Drivers Trust Their Cars More Than the Experts Who Study Them — and That Gap Is Deadly
A. Krivonosov
Dmitry Yakin
Author: Dmitry Yakin

A new Safety in Motion study reveals a huge trust gap between drivers and road safety professionals — and Jean Todt says overreliance on ADAS is the real danger.

Cameras, radars, assistants — the modern car is supposed to watch the road better than the person behind the wheel. At least, that’s what most drivers believe. But the smarter the technology gets, the more often human attention slips — and according to one of the world’s top road safety experts, that shift is now costing lives.

Jean Todt, former FIA president and UN Special Envoy for Road Safety, puts it bluntly.

“Too many drivers don’t understand the capabilities of automated driving systems. We shouldn’t assume that technology can replace our attention,” Todt said.

The Safety in Motion study exposes a gap between what drivers feel and what professionals see. Nine out of ten drivers believe roads have become safer. Among transport industry professionals, only 45% agree — nearly half as many. In Brazil, China and India, the gap turns into a chasm: 94% of drivers feel safe, versus just 18% of experts.
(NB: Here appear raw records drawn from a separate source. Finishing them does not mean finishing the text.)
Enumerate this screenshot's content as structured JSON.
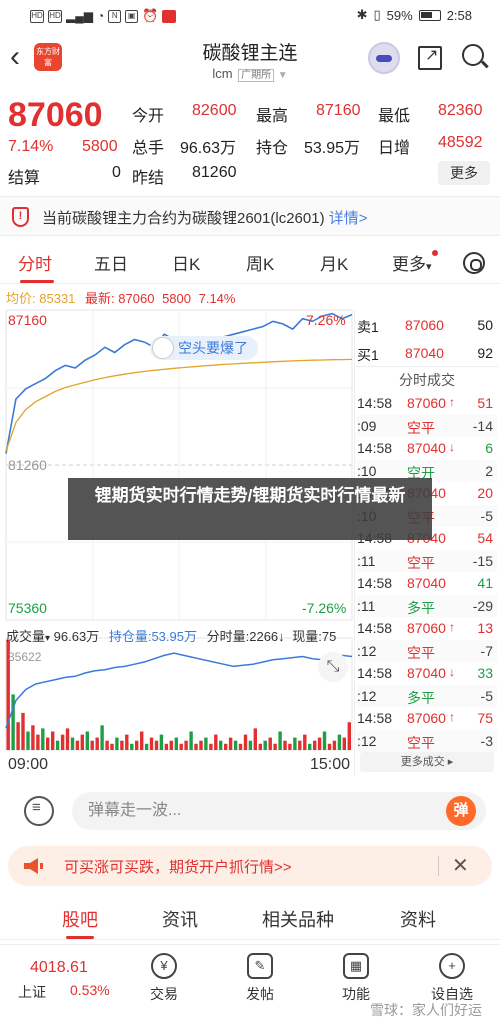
{
  "status_bar": {
    "icons_left": [
      "hd1-icon",
      "hd2-icon",
      "signal-icon",
      "wifi-icon",
      "nfc-icon",
      "sim-icon",
      "clock-icon",
      "app-icon"
    ],
    "battery": "59%",
    "time": "2:58"
  },
  "header": {
    "app_logo": "东方财富",
    "title": "碳酸锂主连",
    "symbol": "lcm",
    "market_tag": "广期所"
  },
  "quote": {
    "price": "87060",
    "change_pct": "7.14%",
    "change": "5800",
    "open_label": "今开",
    "open": "82600",
    "high_label": "最高",
    "high": "87160",
    "low_label": "最低",
    "low": "82360",
    "volume_label": "总手",
    "volume": "96.63万",
    "oi_label": "持仓",
    "oi": "53.95万",
    "daily_add_label": "日增",
    "daily_add": "48592",
    "settle_label": "结算",
    "settle": "0",
    "prev_settle_label": "昨结",
    "prev_settle": "81260",
    "more_label": "更多"
  },
  "notice": {
    "text": "当前碳酸锂主力合约为碳酸锂2601(lc2601)",
    "link": "详情>"
  },
  "period_tabs": [
    "分时",
    "五日",
    "日K",
    "周K",
    "月K",
    "更多"
  ],
  "legend": {
    "avg_label": "均价:",
    "avg_value": "85331",
    "latest_label": "最新:",
    "latest_value": "87060",
    "latest_change": "5800",
    "latest_pct": "7.14%"
  },
  "chart_labels": {
    "y_top": "87160",
    "y_top_pct": "7.26%",
    "y_mid": "81260",
    "y_bottom": "75360",
    "y_bottom_pct": "-7.26%",
    "bubble": "空头要爆了",
    "vol_max": "35622"
  },
  "chart_data": {
    "type": "line",
    "x_start": "09:00",
    "x_end": "15:00",
    "ylim": [
      75360,
      87160
    ],
    "reference": 81260,
    "series": [
      {
        "values": [
          81700,
          83800,
          84200,
          84400,
          84600,
          84900,
          85100,
          85000,
          85300,
          85500,
          85800,
          85600,
          85900,
          86100,
          86000,
          85800,
          86300,
          86100,
          86000,
          85900,
          85700,
          86000,
          86200,
          86300,
          86400,
          86500,
          86600,
          86800,
          86700,
          86500,
          86900,
          86800,
          87000,
          87100,
          86900,
          87060
        ]
      },
      {
        "values": [
          81800,
          82900,
          83400,
          83700,
          83900,
          84100,
          84250,
          84350,
          84450,
          84550,
          84630,
          84700,
          84760,
          84820,
          84870,
          84910,
          84950,
          84990,
          85020,
          85050,
          85080,
          85110,
          85140,
          85160,
          85180,
          85200,
          85220,
          85240,
          85260,
          85275,
          85290,
          85300,
          85310,
          85320,
          85325,
          85331
        ]
      }
    ],
    "volume": {
      "max": 35622,
      "values": [
        35622,
        18000,
        9000,
        12000,
        6000,
        8000,
        5000,
        7000,
        4000,
        6000,
        3000,
        5000,
        7000,
        4000,
        3000,
        5000,
        6000,
        3000,
        4000,
        8000,
        3000,
        2000,
        4000,
        3000,
        5000,
        2000,
        3000,
        6000,
        2000,
        4000,
        3000,
        5000,
        2000,
        3000,
        4000,
        2000,
        3000,
        6000,
        2000,
        3000,
        4000,
        2000,
        5000,
        3000,
        2000,
        4000,
        3000,
        2000,
        5000,
        3000,
        7000,
        2000,
        3000,
        4000,
        2000,
        6000,
        3000,
        2000,
        4000,
        3000,
        5000,
        2000,
        3000,
        4000,
        6000,
        2000,
        3000,
        5000,
        4000,
        9000
      ]
    },
    "open_interest": [
      0.2,
      0.45,
      0.55,
      0.6,
      0.62,
      0.64,
      0.66,
      0.67,
      0.7,
      0.72,
      0.73,
      0.75,
      0.76,
      0.78,
      0.8,
      0.83,
      0.86,
      0.88,
      0.86,
      0.84,
      0.82,
      0.8,
      0.78,
      0.76,
      0.77,
      0.78,
      0.8,
      0.82,
      0.83,
      0.84,
      0.85,
      0.83,
      0.82,
      0.84,
      0.86,
      0.85
    ]
  },
  "order_book": [
    {
      "label": "卖1",
      "price": "87060",
      "qty": "50"
    },
    {
      "label": "买1",
      "price": "87040",
      "qty": "92"
    }
  ],
  "trades_title": "分时成交",
  "trades": [
    {
      "time": "14:58",
      "price": "87060",
      "dir": "↑",
      "qty": "51",
      "price_color": "red",
      "qty_color": "red"
    },
    {
      "time": ":09",
      "price": "空平",
      "dir": "",
      "qty": "-14",
      "price_color": "red",
      "qty_color": "gray"
    },
    {
      "time": "14:58",
      "price": "87040",
      "dir": "↓",
      "qty": "6",
      "price_color": "red",
      "qty_color": "green"
    },
    {
      "time": ":10",
      "price": "空开",
      "dir": "",
      "qty": "2",
      "price_color": "green",
      "qty_color": "gray"
    },
    {
      "time": "14:58",
      "price": "87040",
      "dir": "",
      "qty": "20",
      "price_color": "red",
      "qty_color": "red"
    },
    {
      "time": ":10",
      "price": "空平",
      "dir": "",
      "qty": "-5",
      "price_color": "red",
      "qty_color": "gray"
    },
    {
      "time": "14:58",
      "price": "87040",
      "dir": "",
      "qty": "54",
      "price_color": "red",
      "qty_color": "red"
    },
    {
      "time": ":11",
      "price": "空平",
      "dir": "",
      "qty": "-15",
      "price_color": "red",
      "qty_color": "gray"
    },
    {
      "time": "14:58",
      "price": "87040",
      "dir": "",
      "qty": "41",
      "price_color": "red",
      "qty_color": "green"
    },
    {
      "time": ":11",
      "price": "多平",
      "dir": "",
      "qty": "-29",
      "price_color": "green",
      "qty_color": "gray"
    },
    {
      "time": "14:58",
      "price": "87060",
      "dir": "↑",
      "qty": "13",
      "price_color": "red",
      "qty_color": "red"
    },
    {
      "time": ":12",
      "price": "空平",
      "dir": "",
      "qty": "-7",
      "price_color": "red",
      "qty_color": "gray"
    },
    {
      "time": "14:58",
      "price": "87040",
      "dir": "↓",
      "qty": "33",
      "price_color": "red",
      "qty_color": "green"
    },
    {
      "time": ":12",
      "price": "多平",
      "dir": "",
      "qty": "-5",
      "price_color": "green",
      "qty_color": "gray"
    },
    {
      "time": "14:58",
      "price": "87060",
      "dir": "↑",
      "qty": "75",
      "price_color": "red",
      "qty_color": "red"
    },
    {
      "time": ":12",
      "price": "空平",
      "dir": "",
      "qty": "-3",
      "price_color": "red",
      "qty_color": "gray"
    }
  ],
  "trades_more": "更多成交 ▸",
  "volume_legend": {
    "label": "成交量",
    "dropdown": "▾",
    "vol": "96.63万",
    "oi_label": "持仓量:53.95万",
    "min_vol": "分时量:2266↓",
    "now_label": "现量:75"
  },
  "time_axis": {
    "start": "09:00",
    "end": "15:00"
  },
  "overlay_text": "锂期货实时行情走势/锂期货实时行情最新",
  "comment": {
    "placeholder": "弹幕走一波...",
    "danmu": "弹"
  },
  "promo": {
    "text": "可买涨可买跌，期货开户抓行情>>"
  },
  "sub_tabs": [
    "股吧",
    "资讯",
    "相关品种",
    "资料"
  ],
  "bottom_nav": {
    "index_value": "4018.61",
    "index_name": "上证",
    "index_pct": "0.53%",
    "items": [
      "交易",
      "发帖",
      "功能",
      "设自选"
    ]
  },
  "watermark": "雪球：家人们好运",
  "colors": {
    "up": "#e03030",
    "down": "#1e9f46",
    "avg": "#e3a32b",
    "price_line": "#3b7bd8"
  }
}
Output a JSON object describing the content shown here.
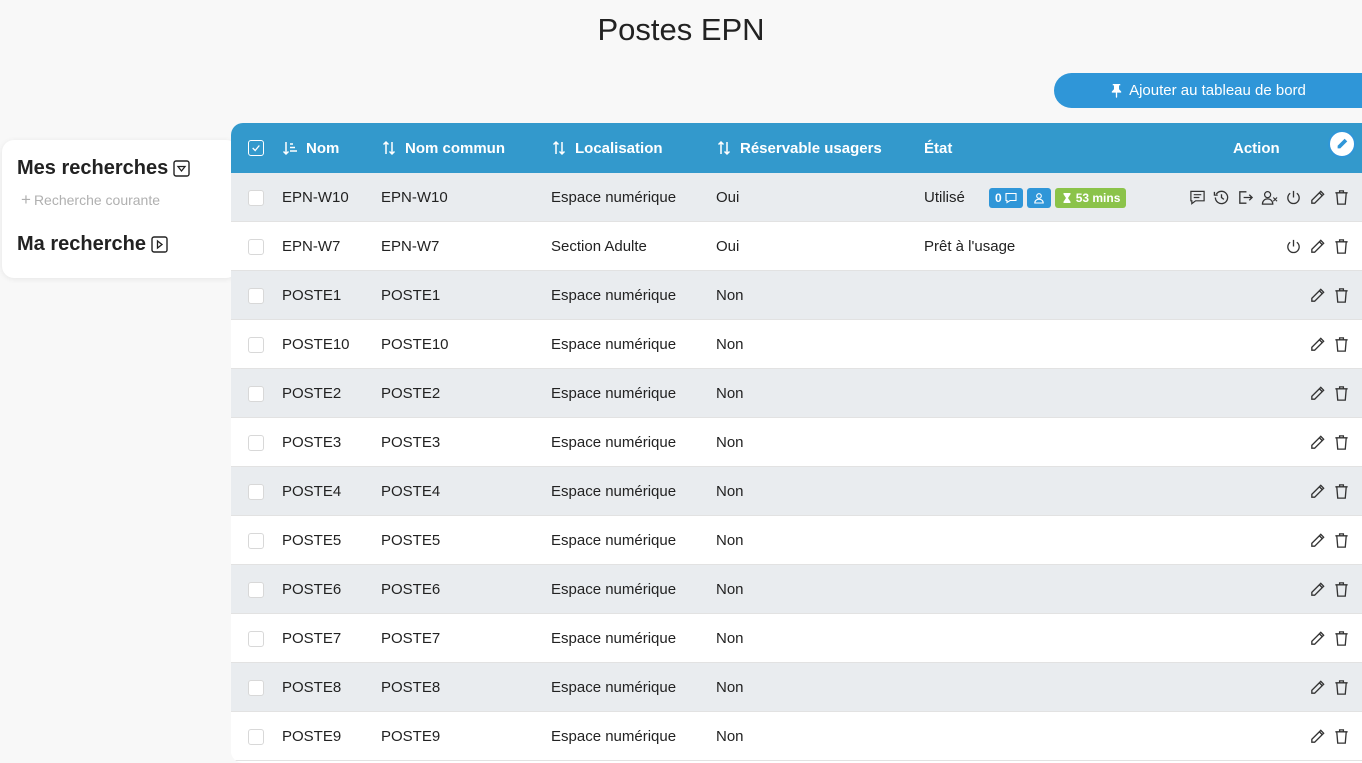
{
  "page": {
    "title": "Postes EPN"
  },
  "dashboard_button": {
    "label": "Ajouter au tableau de bord",
    "icon": "pin-icon"
  },
  "sidebar": {
    "my_searches": "Mes recherches",
    "current_search": "Recherche courante",
    "my_search": "Ma recherche"
  },
  "table": {
    "columns": {
      "nom": "Nom",
      "nom_commun": "Nom commun",
      "localisation": "Localisation",
      "reservable": "Réservable usagers",
      "etat": "État",
      "action": "Action"
    },
    "rows": [
      {
        "nom": "EPN-W10",
        "nom_commun": "EPN-W10",
        "localisation": "Espace numérique",
        "reservable": "Oui",
        "etat": "Utilisé",
        "badges": {
          "messages": "0",
          "time": "53 mins"
        },
        "actions": [
          "message-icon",
          "history-icon",
          "logout-icon",
          "remove-user-icon",
          "power-icon",
          "edit-icon",
          "delete-icon"
        ]
      },
      {
        "nom": "EPN-W7",
        "nom_commun": "EPN-W7",
        "localisation": "Section Adulte",
        "reservable": "Oui",
        "etat": "Prêt à l'usage",
        "actions": [
          "power-icon",
          "edit-icon",
          "delete-icon"
        ]
      },
      {
        "nom": "POSTE1",
        "nom_commun": "POSTE1",
        "localisation": "Espace numérique",
        "reservable": "Non",
        "etat": "",
        "actions": [
          "edit-icon",
          "delete-icon"
        ]
      },
      {
        "nom": "POSTE10",
        "nom_commun": "POSTE10",
        "localisation": "Espace numérique",
        "reservable": "Non",
        "etat": "",
        "actions": [
          "edit-icon",
          "delete-icon"
        ]
      },
      {
        "nom": "POSTE2",
        "nom_commun": "POSTE2",
        "localisation": "Espace numérique",
        "reservable": "Non",
        "etat": "",
        "actions": [
          "edit-icon",
          "delete-icon"
        ]
      },
      {
        "nom": "POSTE3",
        "nom_commun": "POSTE3",
        "localisation": "Espace numérique",
        "reservable": "Non",
        "etat": "",
        "actions": [
          "edit-icon",
          "delete-icon"
        ]
      },
      {
        "nom": "POSTE4",
        "nom_commun": "POSTE4",
        "localisation": "Espace numérique",
        "reservable": "Non",
        "etat": "",
        "actions": [
          "edit-icon",
          "delete-icon"
        ]
      },
      {
        "nom": "POSTE5",
        "nom_commun": "POSTE5",
        "localisation": "Espace numérique",
        "reservable": "Non",
        "etat": "",
        "actions": [
          "edit-icon",
          "delete-icon"
        ]
      },
      {
        "nom": "POSTE6",
        "nom_commun": "POSTE6",
        "localisation": "Espace numérique",
        "reservable": "Non",
        "etat": "",
        "actions": [
          "edit-icon",
          "delete-icon"
        ]
      },
      {
        "nom": "POSTE7",
        "nom_commun": "POSTE7",
        "localisation": "Espace numérique",
        "reservable": "Non",
        "etat": "",
        "actions": [
          "edit-icon",
          "delete-icon"
        ]
      },
      {
        "nom": "POSTE8",
        "nom_commun": "POSTE8",
        "localisation": "Espace numérique",
        "reservable": "Non",
        "etat": "",
        "actions": [
          "edit-icon",
          "delete-icon"
        ]
      },
      {
        "nom": "POSTE9",
        "nom_commun": "POSTE9",
        "localisation": "Espace numérique",
        "reservable": "Non",
        "etat": "",
        "actions": [
          "edit-icon",
          "delete-icon"
        ]
      }
    ]
  },
  "colors": {
    "accent": "#3399cc",
    "button": "#2f96d8",
    "badge_green": "#8bc34a",
    "row_alt": "#e9ecef"
  }
}
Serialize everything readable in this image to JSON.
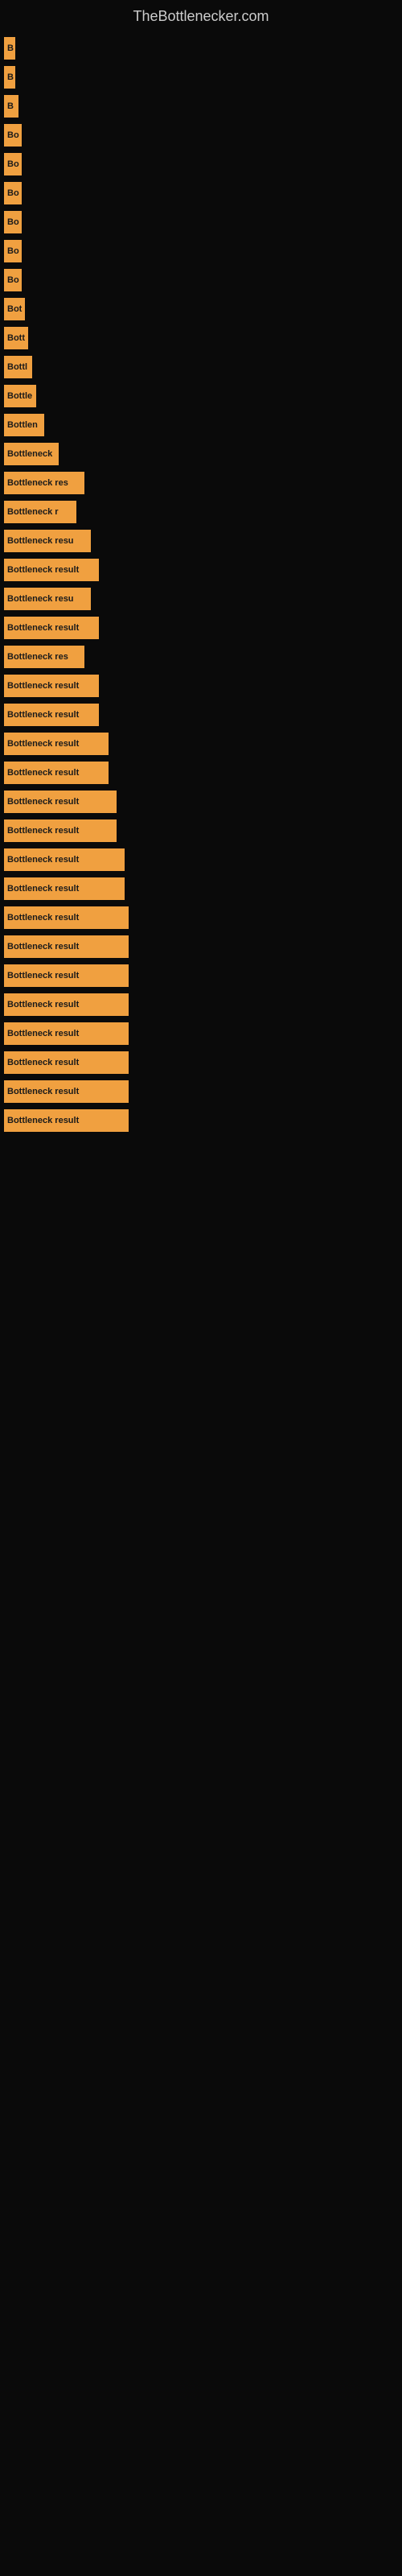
{
  "site": {
    "title": "TheBottlenecker.com"
  },
  "bars": [
    {
      "label": "B",
      "width": 14
    },
    {
      "label": "B",
      "width": 14
    },
    {
      "label": "B",
      "width": 18
    },
    {
      "label": "Bo",
      "width": 22
    },
    {
      "label": "Bo",
      "width": 22
    },
    {
      "label": "Bo",
      "width": 22
    },
    {
      "label": "Bo",
      "width": 22
    },
    {
      "label": "Bo",
      "width": 22
    },
    {
      "label": "Bo",
      "width": 22
    },
    {
      "label": "Bot",
      "width": 26
    },
    {
      "label": "Bott",
      "width": 30
    },
    {
      "label": "Bottl",
      "width": 35
    },
    {
      "label": "Bottle",
      "width": 40
    },
    {
      "label": "Bottlen",
      "width": 50
    },
    {
      "label": "Bottleneck",
      "width": 68
    },
    {
      "label": "Bottleneck res",
      "width": 100
    },
    {
      "label": "Bottleneck r",
      "width": 90
    },
    {
      "label": "Bottleneck resu",
      "width": 108
    },
    {
      "label": "Bottleneck result",
      "width": 118
    },
    {
      "label": "Bottleneck resu",
      "width": 108
    },
    {
      "label": "Bottleneck result",
      "width": 118
    },
    {
      "label": "Bottleneck res",
      "width": 100
    },
    {
      "label": "Bottleneck result",
      "width": 118
    },
    {
      "label": "Bottleneck result",
      "width": 118
    },
    {
      "label": "Bottleneck result",
      "width": 130
    },
    {
      "label": "Bottleneck result",
      "width": 130
    },
    {
      "label": "Bottleneck result",
      "width": 140
    },
    {
      "label": "Bottleneck result",
      "width": 140
    },
    {
      "label": "Bottleneck result",
      "width": 150
    },
    {
      "label": "Bottleneck result",
      "width": 150
    },
    {
      "label": "Bottleneck result",
      "width": 155
    },
    {
      "label": "Bottleneck result",
      "width": 155
    },
    {
      "label": "Bottleneck result",
      "width": 155
    },
    {
      "label": "Bottleneck result",
      "width": 155
    },
    {
      "label": "Bottleneck result",
      "width": 155
    },
    {
      "label": "Bottleneck result",
      "width": 155
    },
    {
      "label": "Bottleneck result",
      "width": 155
    },
    {
      "label": "Bottleneck result",
      "width": 155
    }
  ]
}
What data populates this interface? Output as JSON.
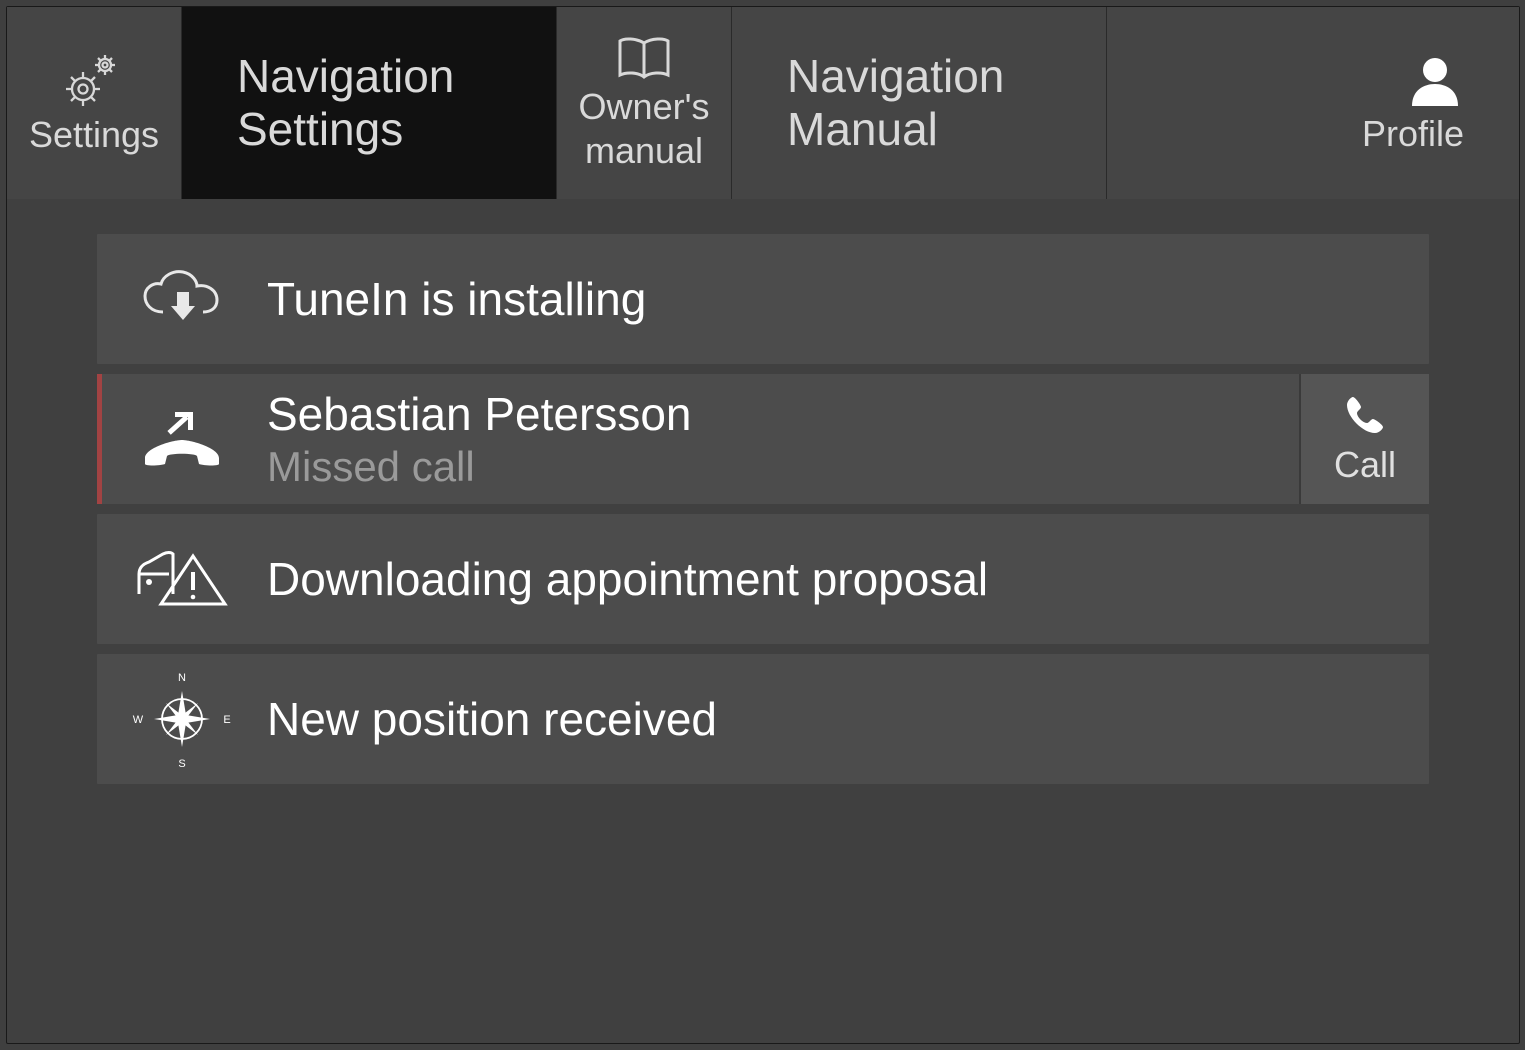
{
  "tabs": {
    "settings_label": "Settings",
    "nav_settings_line1": "Navigation",
    "nav_settings_line2": "Settings",
    "owner_line1": "Owner's",
    "owner_line2": "manual",
    "nav_manual_line1": "Navigation",
    "nav_manual_line2": "Manual",
    "profile_label": "Profile"
  },
  "rows": {
    "installing": {
      "title": "TuneIn is installing"
    },
    "missed": {
      "title": "Sebastian Petersson",
      "subtitle": "Missed call",
      "action": "Call"
    },
    "appointment": {
      "title": "Downloading appointment proposal"
    },
    "position": {
      "title": "New position received"
    }
  }
}
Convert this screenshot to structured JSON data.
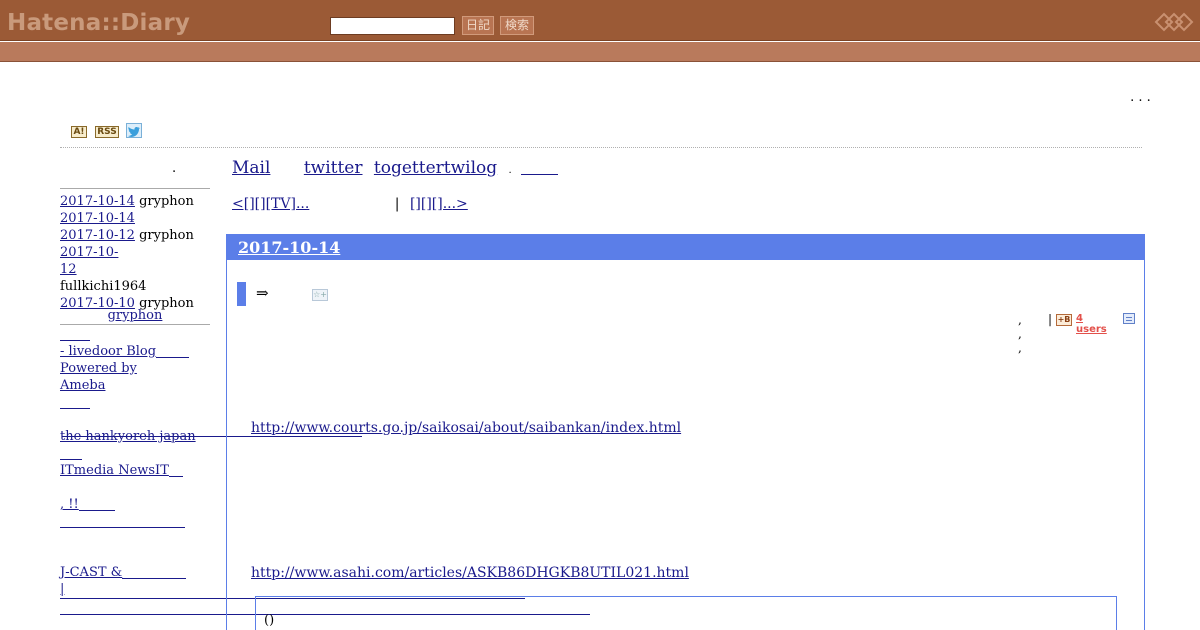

Coincidence? Hardly — these are the same countries where road deaths reach 16.2 per 100,000 people, twice the study’s average.

And here’s the key point: the hardware is barely to blame. Only 3% of surveyed professionals pointed to vehicle malfunction as the cause of crashes. Meanwhile, 30% linked accidents to misuse or misunderstanding of electronic assistants, and another 24% to plain driver distraction. Nearly two-thirds of industry respondents believe advertising oversells ADAS capabilities, creating a dangerous illusion that watching the road can now be done half-heartedly.

Adaptive cruise control, lane-keeping assist, automatic braking — all of it genuinely reduces driver workload. But none of it turns a car into a self-driving robot. Lane markings can vanish. A camera can be blinded by sun glare or caked in mud. A radar can register an unusual obstacle a moment too late. Sometimes that moment is all it takes.

The real risk doesn’t start in the wiring or the sensors. It starts the moment a driver decides someone — or something — else is now responsible for the road. Electronics can correct a mistake. They’re not obligated to beat the driver to it every single time.